Unlike the excipients added to processed foods, those used in medicines and dietary supplements are needed:

  • To facilitate delivery of the active principle to the body. If the dose of the active substance is very small, it’s necessary to bulk out the capsule or tablet with an excipient. For that, a further excipient that binds these two ingredients is often needed. Sometimes, it’s important for the active principle to be released only when it reaches its destination. This is the case with probiotics, for example, which need to withstand the acidity of the stomach in order to arrive in the gut live and intact. Enteric-coated capsules using excipients have thus been created so that they only dissolve once they reach the gut.
  • To produce a form (capsule, gel, drops, liquid) suited to the relevant administration method (drinking, injecting, through the skin …).
  • To improve the manufacturing process. Problems may occur during the manufacture of a supplement such as powders not flowing properly in matrices. Flowing agents are therefore added such as stearic acid or rice flour.
  • To make a medicine more acceptable. It’s sometimes necessary to mask an unpalatable taste, especially for children. A number of excipients can flavour the supplement to increase treatment compliance. Other excipients are used to develop liquid or effervescent forms that are easier to ingest.
  • To ensure preservation or maximise bioavailability. As active principles are often fragile, it may be necessary to add antioxidant excipients, and even antimicrobial preservatives. In other cases, excipients will improve absorption of the active substance by the body.

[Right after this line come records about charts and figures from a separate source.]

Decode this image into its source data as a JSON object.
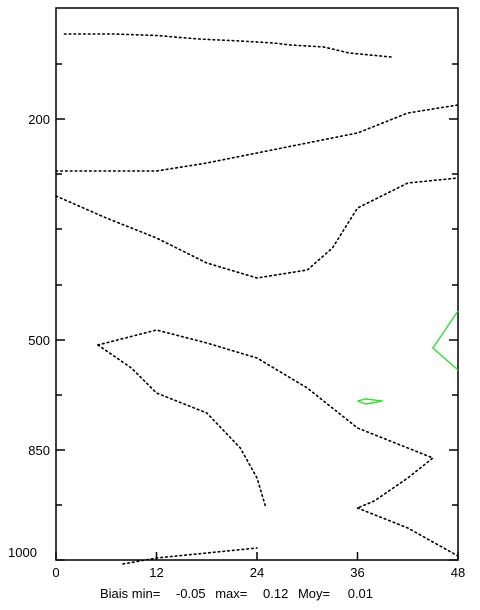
{
  "chart_data": {
    "type": "contour",
    "title": "",
    "xlabel": "",
    "ylabel": "",
    "xlim": [
      0,
      48
    ],
    "ylim_labels": [
      "200",
      "500",
      "850",
      "1000"
    ],
    "x_ticks": [
      {
        "value": 0,
        "label": "0"
      },
      {
        "value": 12,
        "label": "12"
      },
      {
        "value": 24,
        "label": "24"
      },
      {
        "value": 36,
        "label": "36"
      },
      {
        "value": 48,
        "label": "48"
      }
    ],
    "y_ticks": [
      {
        "value": 200,
        "label": "200"
      },
      {
        "value": 500,
        "label": "500"
      },
      {
        "value": 850,
        "label": "850"
      },
      {
        "value": 1000,
        "label": "1000"
      }
    ],
    "footer": {
      "label_prefix": "Biais min=",
      "min": "-0.05",
      "max_label": "max=",
      "max": "0.12",
      "moy_label": "Moy=",
      "moy": "0.01"
    },
    "colors": {
      "dotted_contour": "#000000",
      "positive_contour": "#33dd33"
    },
    "contours": [
      {
        "style": "dotted",
        "points": [
          [
            1,
            26
          ],
          [
            7,
            26
          ],
          [
            12,
            27.5
          ],
          [
            17,
            31
          ],
          [
            22,
            33
          ],
          [
            26,
            35
          ],
          [
            28,
            37
          ],
          [
            32,
            39
          ],
          [
            35,
            45
          ],
          [
            40,
            49
          ]
        ]
      },
      {
        "style": "dotted",
        "points": [
          [
            0,
            163
          ],
          [
            6,
            163
          ],
          [
            12,
            163
          ],
          [
            18,
            155
          ],
          [
            24,
            145
          ],
          [
            30,
            135
          ],
          [
            36,
            125
          ],
          [
            42,
            105
          ],
          [
            48,
            97
          ]
        ]
      },
      {
        "style": "dotted",
        "points": [
          [
            0,
            188
          ],
          [
            6,
            210
          ],
          [
            12,
            230
          ],
          [
            18,
            255
          ],
          [
            24,
            270
          ],
          [
            30,
            262
          ],
          [
            33,
            240
          ],
          [
            36,
            200
          ],
          [
            42,
            175
          ],
          [
            48,
            170
          ]
        ]
      },
      {
        "style": "dotted",
        "points": [
          [
            5,
            337
          ],
          [
            12,
            322
          ],
          [
            18,
            335
          ],
          [
            24,
            350
          ],
          [
            30,
            380
          ],
          [
            36,
            420
          ],
          [
            42,
            440
          ],
          [
            45,
            450
          ],
          [
            42,
            470
          ],
          [
            38,
            493
          ],
          [
            36,
            500
          ]
        ]
      },
      {
        "style": "dotted",
        "points": [
          [
            5,
            337
          ],
          [
            9,
            360
          ],
          [
            12,
            385
          ],
          [
            18,
            405
          ],
          [
            22,
            440
          ],
          [
            24,
            470
          ],
          [
            25,
            498
          ]
        ]
      },
      {
        "style": "dotted",
        "points": [
          [
            36,
            500
          ],
          [
            42,
            520
          ],
          [
            48,
            548
          ]
        ]
      },
      {
        "style": "dotted",
        "points": [
          [
            8,
            556
          ],
          [
            12,
            550
          ],
          [
            18,
            545
          ],
          [
            24,
            540
          ]
        ]
      },
      {
        "style": "solid",
        "color": "positive",
        "points": [
          [
            48,
            303
          ],
          [
            45,
            340
          ],
          [
            48,
            362
          ]
        ]
      },
      {
        "style": "solid",
        "color": "positive",
        "points": [
          [
            36,
            393
          ],
          [
            37,
            391
          ],
          [
            39,
            393
          ],
          [
            37,
            396
          ],
          [
            36,
            393
          ]
        ]
      }
    ]
  }
}
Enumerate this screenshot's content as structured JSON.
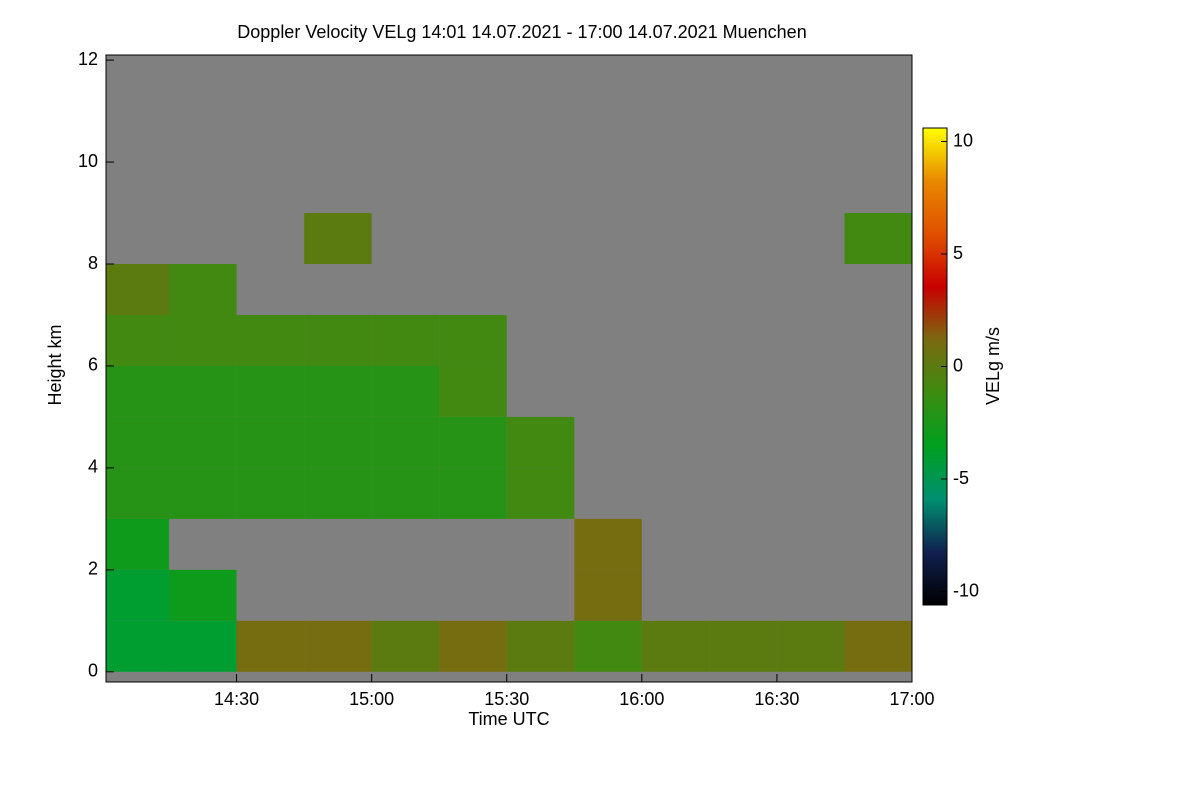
{
  "chart_data": {
    "type": "heatmap",
    "title": "Doppler Velocity VELg   14:01 14.07.2021 - 17:00 14.07.2021 Muenchen",
    "x_label": "Time UTC",
    "y_label": "Height km",
    "colorbar_label": "VELg m/s",
    "x_bins": [
      841,
      855,
      870,
      885,
      900,
      915,
      930,
      945,
      960,
      975,
      990,
      1005,
      1020
    ],
    "y_bins": [
      0,
      1,
      2,
      3,
      4,
      5,
      6,
      7,
      8,
      9,
      10,
      11,
      12
    ],
    "values": [
      [
        -4,
        -4,
        1,
        1,
        0,
        1,
        0,
        -1,
        0,
        0,
        0,
        1
      ],
      [
        -4,
        -3,
        null,
        null,
        null,
        null,
        null,
        1,
        null,
        null,
        null,
        null
      ],
      [
        -3,
        null,
        null,
        null,
        null,
        null,
        null,
        1,
        null,
        null,
        null,
        null
      ],
      [
        -2,
        -2,
        -2,
        -2,
        -2,
        -2,
        -1,
        null,
        null,
        null,
        null,
        null
      ],
      [
        -2,
        -2,
        -2,
        -2,
        -2,
        -2,
        -1,
        null,
        null,
        null,
        null,
        null
      ],
      [
        -2,
        -2,
        -2,
        -2,
        -2,
        -1,
        null,
        null,
        null,
        null,
        null,
        null
      ],
      [
        -1,
        -1,
        -1,
        -1,
        -1,
        -1,
        null,
        null,
        null,
        null,
        null,
        null
      ],
      [
        0,
        -1,
        null,
        null,
        null,
        null,
        null,
        null,
        null,
        null,
        null,
        null
      ],
      [
        null,
        null,
        null,
        0,
        null,
        null,
        null,
        null,
        null,
        null,
        null,
        -1
      ],
      [
        null,
        null,
        null,
        null,
        null,
        null,
        null,
        null,
        null,
        null,
        null,
        null
      ],
      [
        null,
        null,
        null,
        null,
        null,
        null,
        null,
        null,
        null,
        null,
        null,
        null
      ],
      [
        null,
        null,
        null,
        null,
        null,
        null,
        null,
        null,
        null,
        null,
        null,
        null
      ]
    ],
    "xlim": [
      841,
      1020
    ],
    "ylim": [
      -0.2,
      12.1
    ],
    "xticks": [
      {
        "value": 870,
        "label": "14:30"
      },
      {
        "value": 900,
        "label": "15:00"
      },
      {
        "value": 930,
        "label": "15:30"
      },
      {
        "value": 960,
        "label": "16:00"
      },
      {
        "value": 990,
        "label": "16:30"
      },
      {
        "value": 1020,
        "label": "17:00"
      }
    ],
    "yticks": [
      0,
      2,
      4,
      6,
      8,
      10,
      12
    ],
    "clim": [
      -10.6,
      10.6
    ],
    "cticks": [
      -10,
      -5,
      0,
      5,
      10
    ],
    "colormap": [
      "#000000",
      "#102050",
      "#009070",
      "#00a020",
      "#3c8c10",
      "#7a6a10",
      "#c80000",
      "#e05000",
      "#e88800",
      "#ffff00"
    ],
    "background": "#808080"
  }
}
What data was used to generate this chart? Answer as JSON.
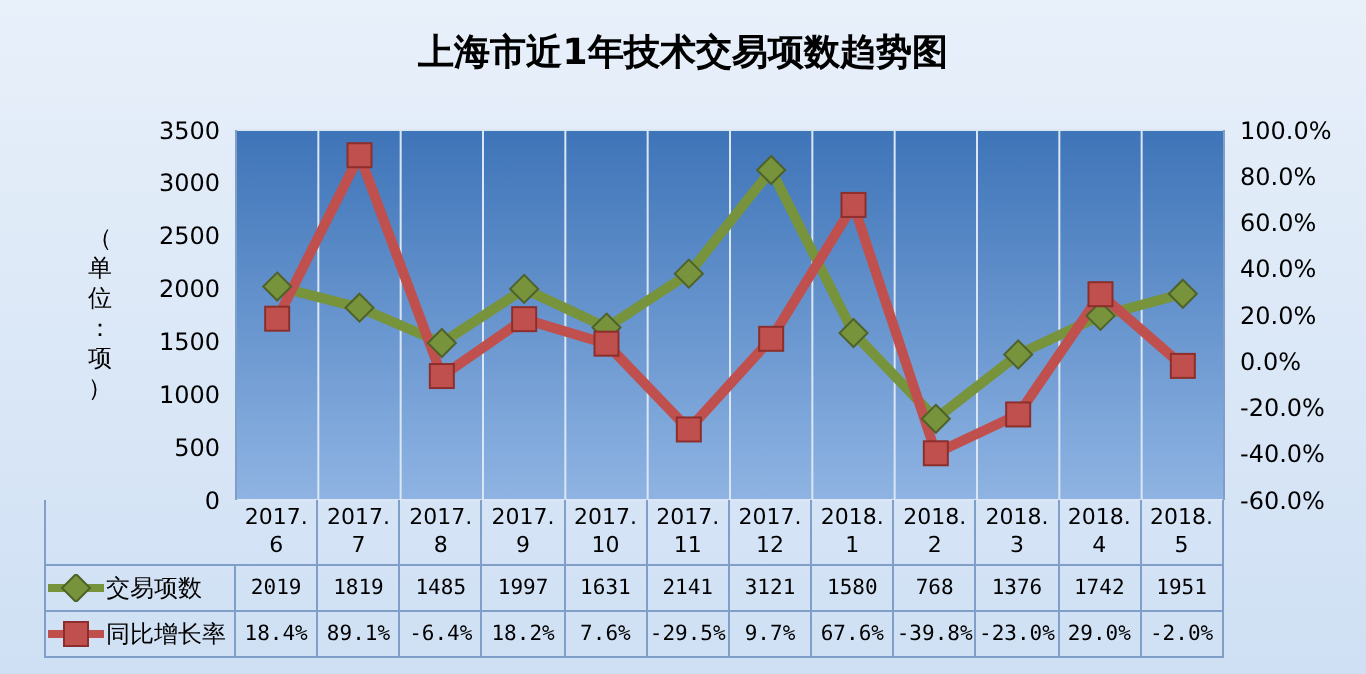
{
  "chart_data": {
    "type": "line",
    "title": "上海市近1年技术交易项数趋势图",
    "ylabel": "（单位：项）",
    "categories": [
      "2017.6",
      "2017.7",
      "2017.8",
      "2017.9",
      "2017.10",
      "2017.11",
      "2017.12",
      "2018.1",
      "2018.2",
      "2018.3",
      "2018.4",
      "2018.5"
    ],
    "series": [
      {
        "name": "交易项数",
        "color": "#77933c",
        "marker": "diamond",
        "values": [
          2019,
          1819,
          1485,
          1997,
          1631,
          2141,
          3121,
          1580,
          768,
          1376,
          1742,
          1951
        ],
        "value_labels": [
          "2019",
          "1819",
          "1485",
          "1997",
          "1631",
          "2141",
          "3121",
          "1580",
          "768",
          "1376",
          "1742",
          "1951"
        ]
      },
      {
        "name": "同比增长率",
        "color": "#c0504d",
        "marker": "square",
        "axis": "y2",
        "values": [
          18.4,
          89.1,
          -6.4,
          18.2,
          7.6,
          -29.5,
          9.7,
          67.6,
          -39.8,
          -23.0,
          29.0,
          -2.0
        ],
        "value_labels": [
          "18.4%",
          "89.1%",
          "-6.4%",
          "18.2%",
          "7.6%",
          "-29.5%",
          "9.7%",
          "67.6%",
          "-39.8%",
          "-23.0%",
          "29.0%",
          "-2.0%"
        ]
      }
    ],
    "ylim": [
      0,
      3500
    ],
    "yticks": [
      0,
      500,
      1000,
      1500,
      2000,
      2500,
      3000,
      3500
    ],
    "y2lim": [
      -60,
      100
    ],
    "y2ticks": [
      {
        "value": -60,
        "label": "-60.0%"
      },
      {
        "value": -40,
        "label": "-40.0%"
      },
      {
        "value": -20,
        "label": "-20.0%"
      },
      {
        "value": 0,
        "label": "0.0%"
      },
      {
        "value": 20,
        "label": "20.0%"
      },
      {
        "value": 40,
        "label": "40.0%"
      },
      {
        "value": 60,
        "label": "60.0%"
      },
      {
        "value": 80,
        "label": "80.0%"
      },
      {
        "value": 100,
        "label": "100.0%"
      }
    ],
    "grid": true,
    "legend": "bottom"
  }
}
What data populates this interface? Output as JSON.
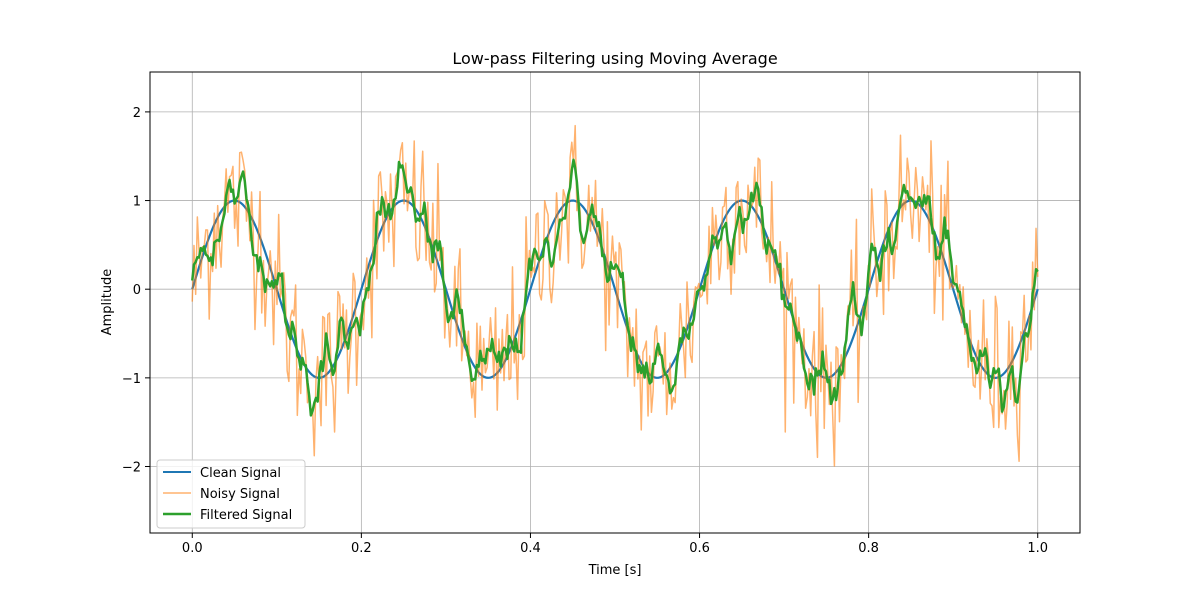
{
  "chart_data": {
    "type": "line",
    "title": "Low-pass Filtering using Moving Average",
    "xlabel": "Time [s]",
    "ylabel": "Amplitude",
    "xlim": [
      -0.05,
      1.05
    ],
    "ylim": [
      -2.75,
      2.45
    ],
    "xticks": [
      0.0,
      0.2,
      0.4,
      0.6,
      0.8,
      1.0
    ],
    "xtick_labels": [
      "0.0",
      "0.2",
      "0.4",
      "0.6",
      "0.8",
      "1.0"
    ],
    "yticks": [
      -2,
      -1,
      0,
      1,
      2
    ],
    "ytick_labels": [
      "−2",
      "−1",
      "0",
      "1",
      "2"
    ],
    "grid": true,
    "legend": {
      "position": "lower-left"
    },
    "series": [
      {
        "name": "Clean Signal",
        "color": "#1f77b4",
        "kind": "sine",
        "frequency_hz": 5,
        "amplitude": 1,
        "x_start": 0.0,
        "x_end": 1.0,
        "num_points": 500
      },
      {
        "name": "Noisy Signal",
        "color": "#ff7f0e",
        "opacity": 0.6,
        "kind": "sine_plus_noise",
        "frequency_hz": 5,
        "amplitude": 1,
        "noise_std": 0.45,
        "x_start": 0.0,
        "x_end": 1.0,
        "num_points": 500
      },
      {
        "name": "Filtered Signal",
        "color": "#2ca02c",
        "kind": "moving_average_of_noisy",
        "window": 5,
        "x_start": 0.0,
        "x_end": 1.0,
        "num_points": 500
      }
    ]
  }
}
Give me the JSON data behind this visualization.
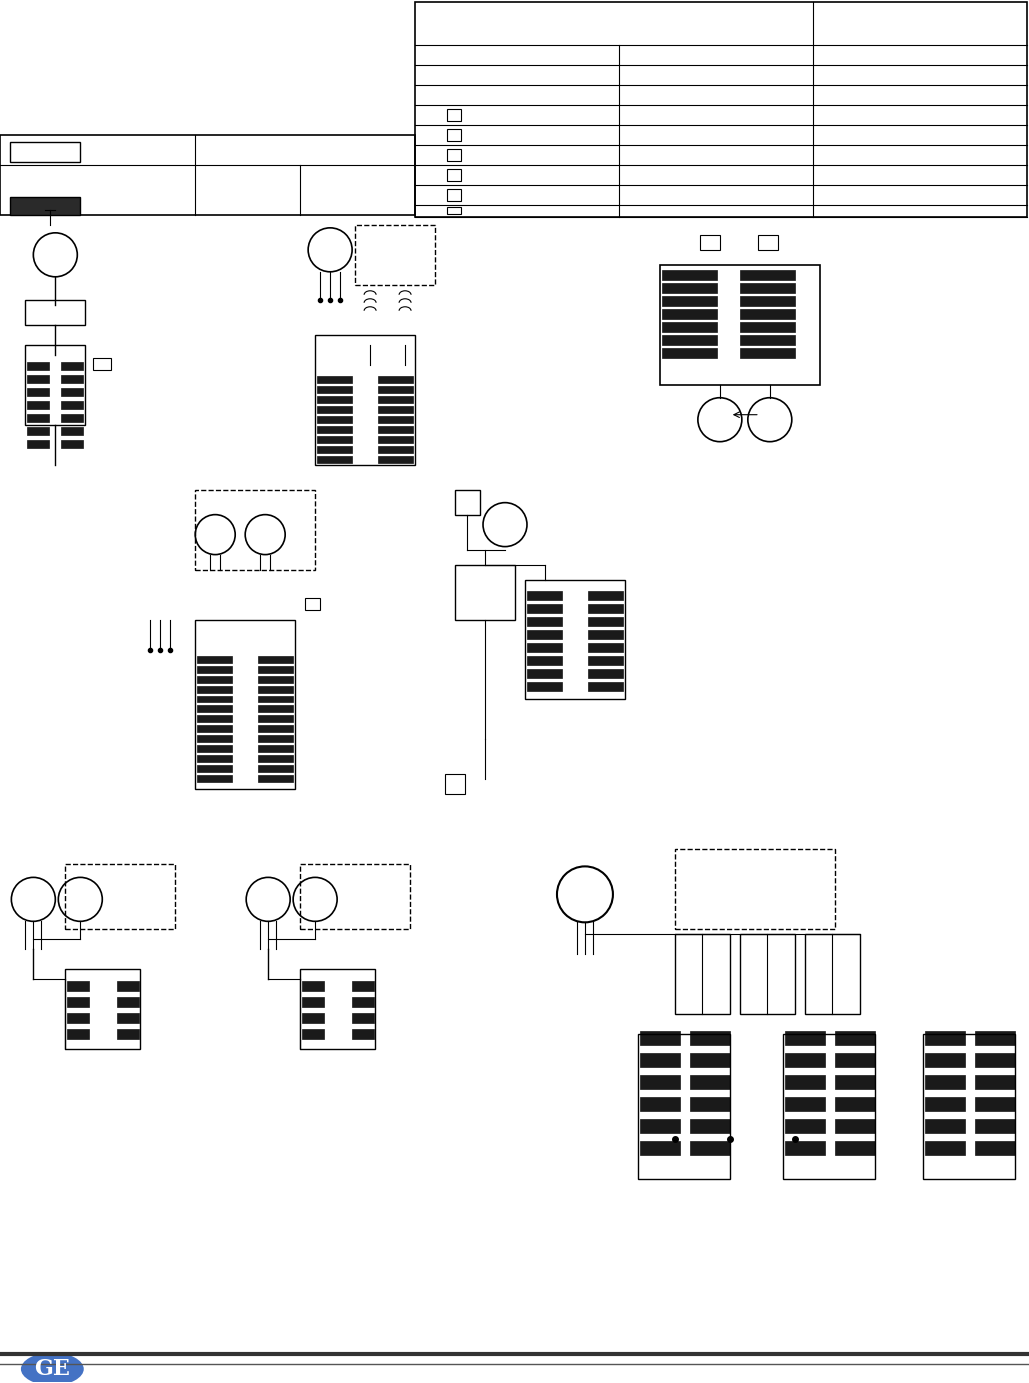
{
  "page_bg": "#ffffff",
  "border_color": "#000000",
  "table_line_color": "#000000",
  "ge_logo_color": "#4472c4",
  "bottom_bar_color": "#000000",
  "diagram_line_color": "#000000",
  "dark_breaker_color": "#1a1a1a",
  "dashed_box_color": "#000000"
}
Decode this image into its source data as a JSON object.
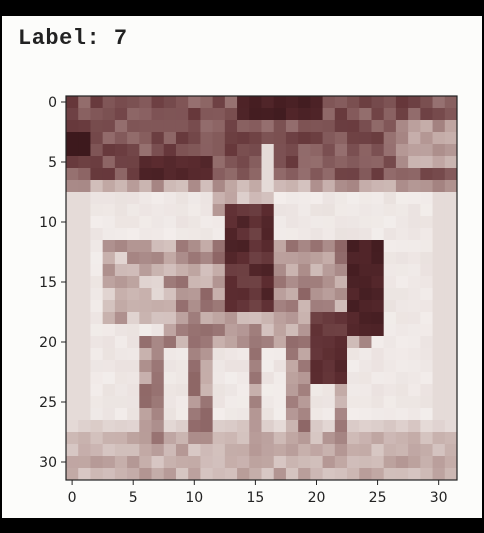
{
  "figure_title": "Label: 7",
  "image": {
    "description_of_content": "pixelated 32x32 sepia image of a horse with rider",
    "grid_size": [
      32,
      32
    ],
    "colormap": "sepia-brown",
    "x_ticks": [
      0,
      5,
      10,
      15,
      20,
      25,
      30
    ],
    "y_ticks": [
      0,
      5,
      10,
      15,
      20,
      25,
      30
    ],
    "palette": {
      "darkest": "#3a1a1c",
      "dark": "#5e2e32",
      "mid": "#8c6464",
      "light": "#c8aeaa",
      "lightest": "#f4f0ee"
    }
  }
}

The use of excipients is therefore key to producing an effective dietary supplement. But it would obviously be crazy to use toxic excipients in a product designed to improve human health! That’s why we guarantee that our supplements contain no ‘excipients with recognised harmful effects’ as defined by European regulations.

Although none of the following excipients have been identified as toxic by scientific studies, we have nonetheless decided to replace microcrystalline cellulose, silicon dioxide, magnesium stearate and all other synthetic excipients with natural ones: acacia gum, rice flour and rice bran. These do not appear on the European list of excipients with harmful effects: they are considered safe for human health. Thus it’s primarily for ecological and ethical reasons that we have taken this step, as well as to satisfy those customers keen to see more totally natural excipients in our products (‘Clean Label’).